My stomach dropped. I laughed, annoyed. “I had no grudge with her. Why would I kill her?”

“You had a grudge with her mother. Two months ago, her mom lost her purse in your shop, gave you a black eye, and tried to run you out of town—that’s what you told me, right?”

I stopped laughing, because it was true.

“Their family did a lot of bad things—both the mother and the daughter. Killed is killed, no need to feel guilty.”

“No need to feel guilty.”

“Come on, you’re doing this on purpose, right? That beating was two months ago. Why would I kill Amy Sun now?”

“Because I promised to take the blame for you. If the police really found out, I’d go to jail for you, and you’d help me take care of my son…”

“Wait,” I interrupted, “Amy Sun’s case was a sexual assault and murder. How are you going to take the blame for me?”

Marlene didn’t answer.

“What’s with you today?” After a long time, she finally managed, “You didn’t really assault her, you just used a broom, right?”
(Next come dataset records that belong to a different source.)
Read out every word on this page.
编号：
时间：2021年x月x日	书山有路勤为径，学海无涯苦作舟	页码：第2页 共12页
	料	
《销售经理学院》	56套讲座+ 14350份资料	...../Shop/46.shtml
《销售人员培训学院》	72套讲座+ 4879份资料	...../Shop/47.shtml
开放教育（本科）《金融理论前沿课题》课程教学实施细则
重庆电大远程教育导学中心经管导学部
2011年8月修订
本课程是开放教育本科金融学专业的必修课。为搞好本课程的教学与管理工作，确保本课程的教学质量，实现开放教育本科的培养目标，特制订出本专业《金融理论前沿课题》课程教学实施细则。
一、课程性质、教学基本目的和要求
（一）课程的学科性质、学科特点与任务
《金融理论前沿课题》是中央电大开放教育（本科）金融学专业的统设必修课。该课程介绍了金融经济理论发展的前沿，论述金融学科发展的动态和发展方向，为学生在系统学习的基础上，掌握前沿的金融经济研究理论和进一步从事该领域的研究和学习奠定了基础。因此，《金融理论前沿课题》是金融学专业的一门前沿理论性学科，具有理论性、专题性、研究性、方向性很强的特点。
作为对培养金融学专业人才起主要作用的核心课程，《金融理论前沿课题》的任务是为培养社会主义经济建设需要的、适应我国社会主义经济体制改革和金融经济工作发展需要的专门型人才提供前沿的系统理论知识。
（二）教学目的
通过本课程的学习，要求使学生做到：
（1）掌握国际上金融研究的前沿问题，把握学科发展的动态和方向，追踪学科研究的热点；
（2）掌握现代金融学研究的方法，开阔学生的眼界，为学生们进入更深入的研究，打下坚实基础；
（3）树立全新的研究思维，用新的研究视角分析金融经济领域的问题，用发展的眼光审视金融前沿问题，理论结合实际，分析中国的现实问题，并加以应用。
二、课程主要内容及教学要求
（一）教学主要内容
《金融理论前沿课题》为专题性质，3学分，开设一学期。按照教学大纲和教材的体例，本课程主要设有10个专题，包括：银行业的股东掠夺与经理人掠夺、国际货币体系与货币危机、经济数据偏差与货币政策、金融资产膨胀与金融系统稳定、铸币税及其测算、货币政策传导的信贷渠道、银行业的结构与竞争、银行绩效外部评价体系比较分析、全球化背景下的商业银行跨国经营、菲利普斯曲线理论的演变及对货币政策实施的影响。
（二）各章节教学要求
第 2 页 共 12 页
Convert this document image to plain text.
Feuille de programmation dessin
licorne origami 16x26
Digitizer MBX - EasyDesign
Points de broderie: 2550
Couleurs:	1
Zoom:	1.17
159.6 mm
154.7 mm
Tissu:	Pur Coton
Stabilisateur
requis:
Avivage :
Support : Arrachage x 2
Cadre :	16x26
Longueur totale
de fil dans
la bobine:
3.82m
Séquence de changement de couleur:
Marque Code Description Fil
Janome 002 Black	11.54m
I stared at Marlene, speechless.

Suddenly, the door chime rang, and then the back room door slammed open. I was tackled to the ground by a bunch of cops.

“Don’t move! Stay put!”

Looking at Marlene, she looked even more panicked than me. Adam waved for them to take her to the squad car.

“Detective Young… you don’t really believe her, do you?”

“Not yet,” Adam crouched down, took off my hat and earpiece. “But you need to come to the station. We need your DNA.”

“Mine? Why?”

“We think you might be involved in this case.”

“Wait, isn’t the killer Tyler Foster? What’s this got to do with me?”

“I never said the killer was Tyler.”

Adam raised the bag he’d been carrying since he came in. Now I could see what was inside.

It was a doll.

“What’s this?” he asked.

“A voodoo doll. Something from my shop. When did you take it?”

“This isn’t from your shop. It was found at the home of the missing girl, Candace Huang. So tell me—how are you connected to her?”